Lady Musgrave, a qualified teacher, said: “I am bloody furious. I told them that we had livestock to look after.

“I said: ‘How can you make a decision like this on the telephone when you can’t even see what we do?’ But he said it was government policy that they don’t do visits anymore.

“I would have thought that if you were struggling due to the climate and the financial climate a disabled person should be in need of support more than ever.”

Following her frantic calls to the AtW department, their support has been temporarily reinstated – and backdated – until their appeal has been heard.

She said: “We are only a small farm but we are still in business. So many people have gone out of business, but we are still here.

“We were devastated because we will have to close and lose everything that we have worked for.”

Disability News Service has been told of another disabled AtW claimant who received a similarly sudden phone call to be told her payments had been stopped, without warning, putting both her job and health at risk.

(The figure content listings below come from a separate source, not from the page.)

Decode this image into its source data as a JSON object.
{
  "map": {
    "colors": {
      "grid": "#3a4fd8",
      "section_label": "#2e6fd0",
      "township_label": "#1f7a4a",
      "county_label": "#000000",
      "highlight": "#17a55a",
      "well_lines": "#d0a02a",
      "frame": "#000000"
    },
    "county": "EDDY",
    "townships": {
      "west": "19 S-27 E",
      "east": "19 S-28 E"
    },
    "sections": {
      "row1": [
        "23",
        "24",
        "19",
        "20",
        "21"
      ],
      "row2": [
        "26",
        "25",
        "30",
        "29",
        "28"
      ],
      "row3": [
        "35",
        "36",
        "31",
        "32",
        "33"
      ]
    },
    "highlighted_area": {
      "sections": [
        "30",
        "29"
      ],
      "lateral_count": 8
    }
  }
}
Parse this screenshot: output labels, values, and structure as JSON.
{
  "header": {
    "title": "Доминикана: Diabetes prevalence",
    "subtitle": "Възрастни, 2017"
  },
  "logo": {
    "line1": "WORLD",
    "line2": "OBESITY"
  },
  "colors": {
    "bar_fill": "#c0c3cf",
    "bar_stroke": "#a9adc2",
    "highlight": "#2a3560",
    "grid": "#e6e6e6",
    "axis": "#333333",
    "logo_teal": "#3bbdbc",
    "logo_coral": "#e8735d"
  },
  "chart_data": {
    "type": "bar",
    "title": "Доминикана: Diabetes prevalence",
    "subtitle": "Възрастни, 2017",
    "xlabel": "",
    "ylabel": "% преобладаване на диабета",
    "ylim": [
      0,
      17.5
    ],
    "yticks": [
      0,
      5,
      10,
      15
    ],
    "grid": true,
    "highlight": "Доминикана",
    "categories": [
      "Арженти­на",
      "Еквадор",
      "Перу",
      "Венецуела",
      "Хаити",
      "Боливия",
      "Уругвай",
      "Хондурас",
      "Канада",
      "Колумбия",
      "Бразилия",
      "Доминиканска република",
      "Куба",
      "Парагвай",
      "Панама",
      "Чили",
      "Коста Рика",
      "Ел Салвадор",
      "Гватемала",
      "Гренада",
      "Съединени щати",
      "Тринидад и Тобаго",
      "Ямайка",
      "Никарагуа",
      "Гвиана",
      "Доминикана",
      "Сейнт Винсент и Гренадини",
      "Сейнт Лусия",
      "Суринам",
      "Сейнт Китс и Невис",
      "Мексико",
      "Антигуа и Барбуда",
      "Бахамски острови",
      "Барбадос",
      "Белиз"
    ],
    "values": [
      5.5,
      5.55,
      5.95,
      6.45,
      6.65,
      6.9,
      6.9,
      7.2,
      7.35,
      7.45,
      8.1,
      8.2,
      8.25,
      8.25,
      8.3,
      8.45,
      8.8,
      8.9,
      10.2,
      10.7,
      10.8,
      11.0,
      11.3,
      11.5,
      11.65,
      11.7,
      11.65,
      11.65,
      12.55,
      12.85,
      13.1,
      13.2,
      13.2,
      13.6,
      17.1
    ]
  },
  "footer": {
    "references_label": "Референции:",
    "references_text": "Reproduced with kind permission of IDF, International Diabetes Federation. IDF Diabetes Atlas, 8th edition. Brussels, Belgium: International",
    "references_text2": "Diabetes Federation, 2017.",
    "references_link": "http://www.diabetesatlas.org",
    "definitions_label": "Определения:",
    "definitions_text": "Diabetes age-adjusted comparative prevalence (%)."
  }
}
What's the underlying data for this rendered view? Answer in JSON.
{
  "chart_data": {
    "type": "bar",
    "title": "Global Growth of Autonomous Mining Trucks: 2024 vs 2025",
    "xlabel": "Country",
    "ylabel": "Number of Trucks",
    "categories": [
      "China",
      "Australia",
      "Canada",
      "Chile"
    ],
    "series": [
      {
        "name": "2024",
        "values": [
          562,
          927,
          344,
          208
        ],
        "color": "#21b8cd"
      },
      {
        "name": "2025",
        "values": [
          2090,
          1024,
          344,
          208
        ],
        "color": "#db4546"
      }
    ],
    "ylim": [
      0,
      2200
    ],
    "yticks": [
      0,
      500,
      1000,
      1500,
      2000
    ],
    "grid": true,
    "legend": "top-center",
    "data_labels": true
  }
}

Philip Connolly, policy and communications manager for Disability Rights UK, said the Musgrave case “raises disturbing possibilities of a policy change”.

He added: “We have a right to understand whether [AtW] are operating from different assumptions.

“If it is the case that the assumptions have not changed this couple should have their support restored.”

If the policy has changed, he said, disabled people and their organisations should have had a chance to respond to a consultation.

But he said there also appeared to be a “draconian” new approach to monitoring people’s use of AtW support, and Sir Christopher and Lady Musgrave might have fallen victim to that.

A DWP spokeswoman said: “Access to Work helps disabled people with extra costs that may arise from having a disability such as specially adapted equipment, travel and support workers; it does not support or subsidise businesses.

“There have not been any cuts to funding to Access to Work. In contrast, we spent more money in the last year than in previous years and the number of people we’ve helped has increased by more than 10 per cent in the last year.”

She added: “Every Access to Work customer has their support reviewed on an annual basis, or at any time where we feel there has been a change of circumstance.

“As part of their review, it became apparent that the Musgraves’ business was not generating a sustainable income and therefore did not meet eligibility for support.

“Where a customer is not happy with a decision made by AtW, they can ask for this to be reconsidered. The Musgraves have been fully informed of this and the process they would need to follow.”